Using regex patterns to transform HTML list elements into Jira formatting

TomDream42 · August 5, 2025, 6:01pm

I have a limited tool that can only do regex replacements using Boost library functions. No HTML parsing libraries are available. I need to convert HTML content to Jira markup and most formatting works fine with simple regex patterns.

The challenge is with mixed list types. Here’s what I’m working with:

<div>Ordered items:</div>
<ol>
    <li>First entry</li>
    <li>Second entry</li>
    <li>Third entry</li>
</ol>
<div>Unordered items:</div>
<ul>
    <li>Alpha point</li>
    <li>Beta point</li>
    <li>Gamma point</li>
    <li>Delta point</li>
</ul>

Target Jira output should be:

Ordered items:
    # First entry
    # Second entry
    # Third entry
Unordered items:
    * Alpha point
    * Beta point
    * Gamma point
    * Delta point

I can handle single list types easily but struggling with documents containing both ordered and unordered lists. Can this conversion be achieved using only regex replacement patterns?

nina.k · August 19, 2025, 3:06am

Regex gets messy here because you need context - is each <li> inside <ol> or <ul>? You’d need multiple passes and it becomes fragile.

I hit this exact problem when our team needed to convert docs to wiki format. Tried regex first - total nightmare to maintain.

Automation saved us. Set up a flow that takes HTML input, parses it properly (no regex hacks), and spits out clean Jira markup. You can handle complex stuff like nested lists, mixed content, and weird edge cases without writing hundreds of regex patterns.

For your case, build a simple automation that:

Identifies list contexts properly
Maps <ol><li> to # format
Maps <ul><li> to * format
Handles spacing and structure

This scales when you need more HTML elements or different output formats. Plus you get validation, logging, and error handling.

Check out Latenode for building transformation flows like this. Way cleaner than wrestling with regex: https://latenode.com

wanderingWeasel · August 18, 2025, 2:14pm

Skip the regex headache and automate this conversion instead.

I hit the same wall with legacy docs. Regex works initially but turns into a nightmare once you add nested lists, broken HTML, or need different formats down the road.

Automated workflows handle HTML parsing way better. Feed it raw HTML, it reads the document structure properly (no regex guessing), and spits out clean Jira markup every time.

Here’s how it works:

Parse HTML input (zero regex)
Walk the DOM structure
Convert ol/li to numbered format
Convert ul/li to bullets
Handle spacing and indentation right

This scales when requirements change. Need nested lists? Done. Different markup? Just tweak the output mapping. Error handling’s built in.
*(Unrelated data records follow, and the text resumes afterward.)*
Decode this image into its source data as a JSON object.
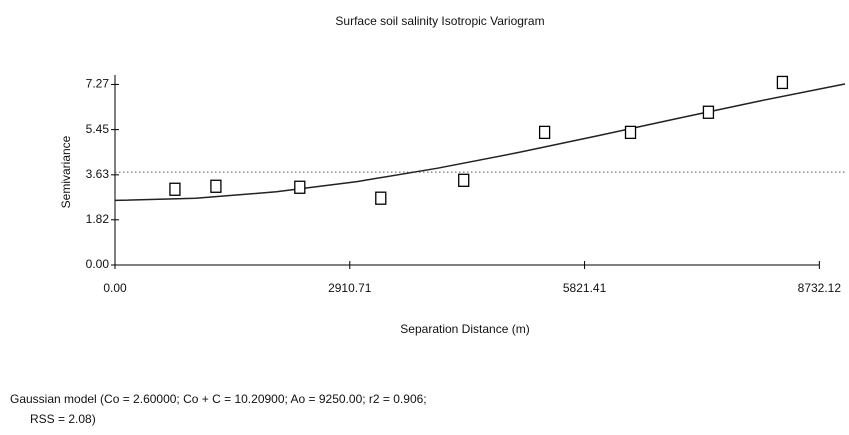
{
  "chart_data": {
    "type": "scatter",
    "title": "Surface soil salinity Isotropic Variogram",
    "xlabel": "Separation Distance (m)",
    "ylabel": "Semivariance",
    "x": [
      743,
      1251,
      2291,
      3295,
      4323,
      5326,
      6391,
      7357,
      8274
    ],
    "values": [
      3.05,
      3.17,
      3.13,
      2.69,
      3.41,
      5.34,
      5.34,
      6.15,
      7.35
    ],
    "color": "#000000",
    "fit": {
      "x": [
        0,
        1000,
        2000,
        3000,
        4000,
        5000,
        6000,
        7000,
        8000,
        9000,
        9050
      ],
      "values": [
        2.6,
        2.688,
        2.948,
        3.359,
        3.898,
        4.528,
        5.214,
        5.918,
        6.608,
        7.257,
        7.288
      ],
      "color": "#222222"
    },
    "reference_line": 3.74,
    "xlim": [
      0,
      9050
    ],
    "ylim": [
      0,
      7.65
    ],
    "xticks": [
      {
        "value": 0,
        "label": "0.00"
      },
      2910.71,
      5821.41,
      8732.12
    ],
    "yticks": [
      {
        "value": 0,
        "label": "0.00"
      },
      1.82,
      3.63,
      5.45,
      7.27
    ],
    "footnote": [
      "Gaussian model (Co = 2.60000; Co + C = 10.20900; Ao = 9250.00; r2 = 0.906;",
      "RSS = 2.08)"
    ]
  }
}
Latenode makes these document workflows dead simple. Way cleaner than babysitting fragile regex: https://latenode.com

JollyMusic3 · August 16, 2025, 8:39am

Regex for this gets tricky because you need to preserve context. The main issue is telling <li> elements apart based on their parent containers. I’ve dealt with this converting old documentation - capturing groups that include the parent list type work best. Don’t process <li> tags alone. Instead, grab the whole list structure: <ol>\s*((\s*<li>[^<]*</li>\s*)+)\s*</ol> for ordered lists. Then inside that captured group, replace each <li>([^<]*)</li> with # $1. Same thing for unordered lists but use * markers. The key insight? Treat each complete list as one unit, not individual items. This stops different list types from interfering with each other and keeps context intact. You’ll need nested replacements or some intermediate steps, but it’s totally doable with Boost regex if you structure the patterns right.

Tom42Gamer · August 15, 2025, 10:12am

Yes, it’s possible to achieve this using regex, but a two-pass approach is essential for accuracy. I’ve successfully implemented it. The first step involves targeting the ordered list; you’ll want to remove the <ol> tags and convert the list items by replacing <li>([^<]+)</li> with # $1. Subsequently, the unordered list can be processed similarly, using * instead. The critical part is to manage the sequence effectively. I found it helpful to designate boundaries with temporary placeholders and process each list type independently before cleaning up the output. While this method is more intensive than handling single lists, it can be efficiently managed using Boost regex as long as you pay attention to whitespace issues and peculiarities in HTML formatting.

alexr1990 · August 14, 2025, 12:51pm

this is doable but pretty hacky with just regex. I’d grab the ol content first with (?<=<ol>)(.*?)(?=</ol>), then replace the li tags inside that match. Problem is boost regex can be weird with lookbehinds depending on your version. another option - mark each list type with temp tokens, process them separately, then clean up the tokens after. did this on a similar project and it worked, but maintaining it sucked.